Lot 27
  • 27

Ecran en jade céladon Chine, dynastie Ming, XVI-XVIIE siècle, inscrit d'un poème du 11ème fils de Qianlong, Yongxing (1752-1823)

Estimate
40,000 - 60,000 EUR
bidding is closed

Description

sculpté à décor du baxian, les huit immortels avec leurs attributs respectifs engagés dans différentes activités, quatre debouts sur des nuages, deux dans une barque sur des flots tumultueux, les deux autres à quai sous un grand sapin, une pagode sur un promontoire rocheux dans l'angle supérieur gauche, le revers gravé d'un long poème en six colonnes signé Yongxing avec deux cachets, socle en bois

Catalogue Note

The title of the poem on the reverse can read Yuzhi tishi Mianyi Suichao tu "Poem Composed by His Majesty on a New Year's Day Painting by Mianyi", Chen Yongxing jingshu "Respectfully inscribed by Minister Yongxing".

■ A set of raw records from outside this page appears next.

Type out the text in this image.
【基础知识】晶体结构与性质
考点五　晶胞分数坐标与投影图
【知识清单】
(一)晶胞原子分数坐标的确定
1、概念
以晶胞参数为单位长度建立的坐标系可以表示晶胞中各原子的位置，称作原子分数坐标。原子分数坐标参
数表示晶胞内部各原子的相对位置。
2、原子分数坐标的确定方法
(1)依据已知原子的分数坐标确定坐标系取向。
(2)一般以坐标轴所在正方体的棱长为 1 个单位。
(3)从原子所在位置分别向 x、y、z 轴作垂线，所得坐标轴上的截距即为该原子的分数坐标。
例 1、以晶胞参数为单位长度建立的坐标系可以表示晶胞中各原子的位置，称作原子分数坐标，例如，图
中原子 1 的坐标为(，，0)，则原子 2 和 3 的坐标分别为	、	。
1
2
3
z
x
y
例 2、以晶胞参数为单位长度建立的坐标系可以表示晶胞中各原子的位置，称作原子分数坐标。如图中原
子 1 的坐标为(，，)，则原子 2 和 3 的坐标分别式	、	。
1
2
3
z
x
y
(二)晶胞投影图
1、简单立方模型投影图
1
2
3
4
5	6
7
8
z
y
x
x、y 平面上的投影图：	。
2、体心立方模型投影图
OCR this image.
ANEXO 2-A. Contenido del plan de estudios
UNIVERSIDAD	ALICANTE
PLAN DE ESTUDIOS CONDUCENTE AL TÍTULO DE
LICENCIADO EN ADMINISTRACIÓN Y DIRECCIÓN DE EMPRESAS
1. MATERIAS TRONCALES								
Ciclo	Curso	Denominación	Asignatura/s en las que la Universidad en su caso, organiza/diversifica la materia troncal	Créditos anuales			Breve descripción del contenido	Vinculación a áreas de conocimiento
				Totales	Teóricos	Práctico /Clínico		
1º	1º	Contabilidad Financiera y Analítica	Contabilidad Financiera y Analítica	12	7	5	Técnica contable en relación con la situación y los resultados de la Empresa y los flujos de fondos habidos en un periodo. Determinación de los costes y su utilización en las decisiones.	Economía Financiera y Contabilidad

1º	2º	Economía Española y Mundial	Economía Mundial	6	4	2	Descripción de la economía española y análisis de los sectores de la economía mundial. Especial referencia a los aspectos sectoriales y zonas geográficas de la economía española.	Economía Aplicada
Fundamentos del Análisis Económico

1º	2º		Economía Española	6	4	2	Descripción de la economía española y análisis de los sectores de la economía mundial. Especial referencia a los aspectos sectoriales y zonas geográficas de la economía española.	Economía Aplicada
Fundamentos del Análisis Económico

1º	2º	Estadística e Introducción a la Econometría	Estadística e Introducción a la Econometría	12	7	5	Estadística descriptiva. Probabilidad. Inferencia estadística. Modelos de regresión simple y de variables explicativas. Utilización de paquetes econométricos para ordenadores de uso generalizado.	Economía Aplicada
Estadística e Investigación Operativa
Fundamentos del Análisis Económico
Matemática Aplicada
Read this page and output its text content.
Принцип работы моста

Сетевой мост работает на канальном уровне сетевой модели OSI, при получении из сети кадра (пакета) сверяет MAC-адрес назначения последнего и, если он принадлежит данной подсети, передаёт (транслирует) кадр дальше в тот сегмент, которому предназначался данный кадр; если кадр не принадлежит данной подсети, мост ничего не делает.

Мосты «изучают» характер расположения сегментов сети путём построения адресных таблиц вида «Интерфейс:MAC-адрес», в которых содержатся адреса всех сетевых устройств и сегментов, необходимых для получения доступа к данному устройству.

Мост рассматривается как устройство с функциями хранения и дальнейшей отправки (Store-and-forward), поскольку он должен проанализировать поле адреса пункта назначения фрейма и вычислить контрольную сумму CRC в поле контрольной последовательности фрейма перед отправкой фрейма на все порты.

Yongxing (1752-1823) was the eleventh song of the Qianlong emperor, an excellent calligrapher and high ranking official. See Eminent Chinese of the Ch'ing Period, pp. 962-963.  Mianyi (1764-1815) was the fifth son of Yongxing, an accomplished painter.  See Eminent Chinese of the Ch'ing Period, p. 386. The last verse of the poem Jijian cuilai niansi fan "The twenty-fourth time" refers to how long it took Mianyi to develop into a painter worthy of such a scene as this—he is now twenty-four sui (twenty-three years) old, which dates the poem and picture to 1787.

For a comparative example of jade figures carving during the Ming Dynasty, see a jade belt with children in The Complete Collection of Treasures of the Palace Museum, Jadeware II, Hong Kong, The Commercial Press ltd, 1995, no.169, p.210.